Coverage is provided to pay for all monies that must be expended to get an insured back in business in the fastest way possible without regard to income to be generated by the return to business. These would include, but not be limited to, transportation fees when using next -day service rather than normal shipping schedules, any surcharge to put a rush on a purchase order, special set- up fees that may be charged for a manufacturing order, etc. When money can be used to re-open an operation (provided it is legal), then the expense will be paid under this form. The coverage is provided using the ISO standard Extra Expense Coverage Form.

This coverage should be considered if there would never be business income, but there could be considerable extra expense to insure that the operation is able to open – under any circumstance.

(Use ACORD 140) (Refer to PF&M Sections 131.4-2 and 131.6-1)

Time Element Coverage—Leasehold Interest

Covers the tenant who has a more favorable long-term lease than the prevailing rate in the area. The form pays for the difference between the prevailing rents levels and the current rent being paid following the cancellation of the lease due to direct damage to the building by a covered cause of loss. It covers a variety of upfront amortized costs in addition to the rental or lease difference. The coverage is a decreasing coverage based on the length of the lease.

The coverage is provided in a standard ISO property form. The insured can choose basic, broad or special cause of loss. It is important to review the insured’s lease agreement to determine what would constitute a loss that would break the lease and therefore trigger the coverage. The lease should then dictate the cause of loss purchased.

Automotive operations with long-term leases should consider this coverage.

(Refer to ACORD 140) (Refer to PF&M Section 131.4-2)

Time Element Coverage—Ordinance or Law Increased Period of Restoration

There is no coverage in the Business Income Form for any delay due to ordinance or law considerations. This endorsement will extend to cover the additional time to rebuild and meet the current building codes. This includes the time to demolish the undamaged portion of the building. Coverage is provided using the ISO Time Element Endorsement Form to provide this coverage.
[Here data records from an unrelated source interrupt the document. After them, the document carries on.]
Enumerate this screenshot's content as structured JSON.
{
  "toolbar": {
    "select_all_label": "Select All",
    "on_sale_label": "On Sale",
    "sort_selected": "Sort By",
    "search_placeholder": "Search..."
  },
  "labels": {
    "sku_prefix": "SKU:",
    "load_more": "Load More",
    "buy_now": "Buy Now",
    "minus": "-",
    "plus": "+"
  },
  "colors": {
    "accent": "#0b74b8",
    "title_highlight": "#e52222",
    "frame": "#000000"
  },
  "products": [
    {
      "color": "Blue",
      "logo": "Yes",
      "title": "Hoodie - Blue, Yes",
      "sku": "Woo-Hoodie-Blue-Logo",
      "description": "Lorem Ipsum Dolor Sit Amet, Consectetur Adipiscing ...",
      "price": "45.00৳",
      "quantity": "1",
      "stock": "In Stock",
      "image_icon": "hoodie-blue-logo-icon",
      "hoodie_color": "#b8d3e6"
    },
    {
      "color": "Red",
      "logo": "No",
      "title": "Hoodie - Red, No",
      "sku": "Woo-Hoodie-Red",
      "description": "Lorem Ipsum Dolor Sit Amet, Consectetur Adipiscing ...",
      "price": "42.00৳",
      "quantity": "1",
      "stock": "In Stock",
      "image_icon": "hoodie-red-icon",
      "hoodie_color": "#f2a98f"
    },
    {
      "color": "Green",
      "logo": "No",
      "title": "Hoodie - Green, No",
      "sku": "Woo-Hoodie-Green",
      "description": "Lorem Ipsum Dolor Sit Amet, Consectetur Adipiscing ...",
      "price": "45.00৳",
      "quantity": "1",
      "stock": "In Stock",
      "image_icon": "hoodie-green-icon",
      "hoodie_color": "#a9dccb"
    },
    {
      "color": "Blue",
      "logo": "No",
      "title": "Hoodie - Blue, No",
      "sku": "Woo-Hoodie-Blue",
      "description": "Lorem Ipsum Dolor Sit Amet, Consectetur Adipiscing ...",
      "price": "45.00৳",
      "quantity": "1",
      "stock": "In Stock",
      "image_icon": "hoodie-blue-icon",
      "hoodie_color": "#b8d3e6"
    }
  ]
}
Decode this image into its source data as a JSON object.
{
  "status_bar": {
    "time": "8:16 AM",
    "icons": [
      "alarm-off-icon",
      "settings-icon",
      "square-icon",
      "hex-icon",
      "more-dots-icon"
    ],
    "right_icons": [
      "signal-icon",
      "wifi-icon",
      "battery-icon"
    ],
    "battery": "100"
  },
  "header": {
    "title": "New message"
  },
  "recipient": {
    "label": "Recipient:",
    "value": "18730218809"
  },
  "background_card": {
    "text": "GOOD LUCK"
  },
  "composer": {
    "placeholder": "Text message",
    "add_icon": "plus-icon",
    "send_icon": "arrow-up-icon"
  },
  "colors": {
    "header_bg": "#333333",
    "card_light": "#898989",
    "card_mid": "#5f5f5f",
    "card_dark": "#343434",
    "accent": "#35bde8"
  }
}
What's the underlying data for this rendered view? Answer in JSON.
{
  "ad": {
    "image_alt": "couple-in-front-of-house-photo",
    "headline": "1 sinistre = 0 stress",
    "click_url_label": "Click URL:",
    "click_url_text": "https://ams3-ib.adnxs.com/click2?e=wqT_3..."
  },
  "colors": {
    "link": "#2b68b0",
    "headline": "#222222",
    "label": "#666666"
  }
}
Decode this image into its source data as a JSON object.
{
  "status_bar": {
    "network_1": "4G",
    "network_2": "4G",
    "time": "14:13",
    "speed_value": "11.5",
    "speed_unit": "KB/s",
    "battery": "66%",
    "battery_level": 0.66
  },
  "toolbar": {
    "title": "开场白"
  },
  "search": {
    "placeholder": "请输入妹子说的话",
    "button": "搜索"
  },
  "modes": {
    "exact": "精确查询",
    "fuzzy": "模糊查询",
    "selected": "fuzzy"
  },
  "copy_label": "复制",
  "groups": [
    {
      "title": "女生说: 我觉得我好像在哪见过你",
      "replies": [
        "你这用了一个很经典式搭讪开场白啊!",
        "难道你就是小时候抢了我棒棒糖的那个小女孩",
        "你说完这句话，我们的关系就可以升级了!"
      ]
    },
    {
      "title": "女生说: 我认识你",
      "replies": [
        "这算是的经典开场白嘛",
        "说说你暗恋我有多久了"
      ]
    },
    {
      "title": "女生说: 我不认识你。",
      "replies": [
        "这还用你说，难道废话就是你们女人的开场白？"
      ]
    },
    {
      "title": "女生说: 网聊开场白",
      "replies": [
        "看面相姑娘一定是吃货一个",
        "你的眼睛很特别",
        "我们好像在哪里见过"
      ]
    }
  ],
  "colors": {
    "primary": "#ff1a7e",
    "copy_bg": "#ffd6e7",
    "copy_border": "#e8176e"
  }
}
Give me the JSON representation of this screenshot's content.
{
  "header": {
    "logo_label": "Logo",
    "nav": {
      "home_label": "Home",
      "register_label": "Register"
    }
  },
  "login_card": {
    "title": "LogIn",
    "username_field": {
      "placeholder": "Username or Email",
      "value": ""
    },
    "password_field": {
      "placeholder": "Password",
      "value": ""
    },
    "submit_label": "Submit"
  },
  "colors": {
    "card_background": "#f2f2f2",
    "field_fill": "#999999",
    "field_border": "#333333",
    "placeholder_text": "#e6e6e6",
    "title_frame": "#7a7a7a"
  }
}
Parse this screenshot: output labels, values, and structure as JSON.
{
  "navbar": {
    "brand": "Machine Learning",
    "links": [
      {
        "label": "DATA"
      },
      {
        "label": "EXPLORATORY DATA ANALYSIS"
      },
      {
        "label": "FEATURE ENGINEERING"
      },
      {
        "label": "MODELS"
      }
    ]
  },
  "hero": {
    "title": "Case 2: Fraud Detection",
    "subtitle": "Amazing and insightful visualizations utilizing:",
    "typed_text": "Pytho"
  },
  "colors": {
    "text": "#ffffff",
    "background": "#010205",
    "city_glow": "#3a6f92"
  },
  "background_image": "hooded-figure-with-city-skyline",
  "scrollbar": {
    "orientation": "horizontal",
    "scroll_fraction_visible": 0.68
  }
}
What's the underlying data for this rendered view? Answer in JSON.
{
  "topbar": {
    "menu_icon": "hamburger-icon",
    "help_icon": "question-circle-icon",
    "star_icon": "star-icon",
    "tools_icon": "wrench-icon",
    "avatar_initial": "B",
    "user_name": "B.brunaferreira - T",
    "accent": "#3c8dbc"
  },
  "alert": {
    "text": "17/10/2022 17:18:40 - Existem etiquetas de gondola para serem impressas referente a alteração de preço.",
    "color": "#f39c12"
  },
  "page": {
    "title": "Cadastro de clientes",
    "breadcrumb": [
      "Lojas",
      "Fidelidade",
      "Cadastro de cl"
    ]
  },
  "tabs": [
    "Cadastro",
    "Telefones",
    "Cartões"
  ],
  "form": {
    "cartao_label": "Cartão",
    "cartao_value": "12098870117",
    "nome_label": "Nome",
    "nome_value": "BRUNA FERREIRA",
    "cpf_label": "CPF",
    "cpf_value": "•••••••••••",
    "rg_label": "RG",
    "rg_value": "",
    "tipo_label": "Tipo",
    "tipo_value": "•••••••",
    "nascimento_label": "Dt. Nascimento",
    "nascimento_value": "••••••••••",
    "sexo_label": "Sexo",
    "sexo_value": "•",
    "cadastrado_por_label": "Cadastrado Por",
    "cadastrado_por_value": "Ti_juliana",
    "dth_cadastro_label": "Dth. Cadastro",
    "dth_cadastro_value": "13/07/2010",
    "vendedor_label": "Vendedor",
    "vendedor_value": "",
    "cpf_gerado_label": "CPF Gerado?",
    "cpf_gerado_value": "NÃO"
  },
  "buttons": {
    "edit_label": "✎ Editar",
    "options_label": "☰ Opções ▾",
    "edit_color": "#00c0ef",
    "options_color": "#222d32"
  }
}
Other carriers may provide the coverage through extensions.

If it is determined that ordinance or law coverage for the building and business personal property is needed, then this form must be purchased because of the increase of time needed to bring the building to code.

(Refer to ACORD 140) (Refer to PF&M Section 131.4-3)

Time Element Coverage—Utility Services

The standard ISO cause of loss forms exclude coverage for utility service disruption. Since disruption of electricity, water and communication can stop certain businesses from operating, this cause of loss is necessary. Coverage may include only the off-site location or may be expanded to include the power or communication lines.

Automotive operations cannot operate without utilities. This coverage should be evaluated and the exposure to loss of utilities considered.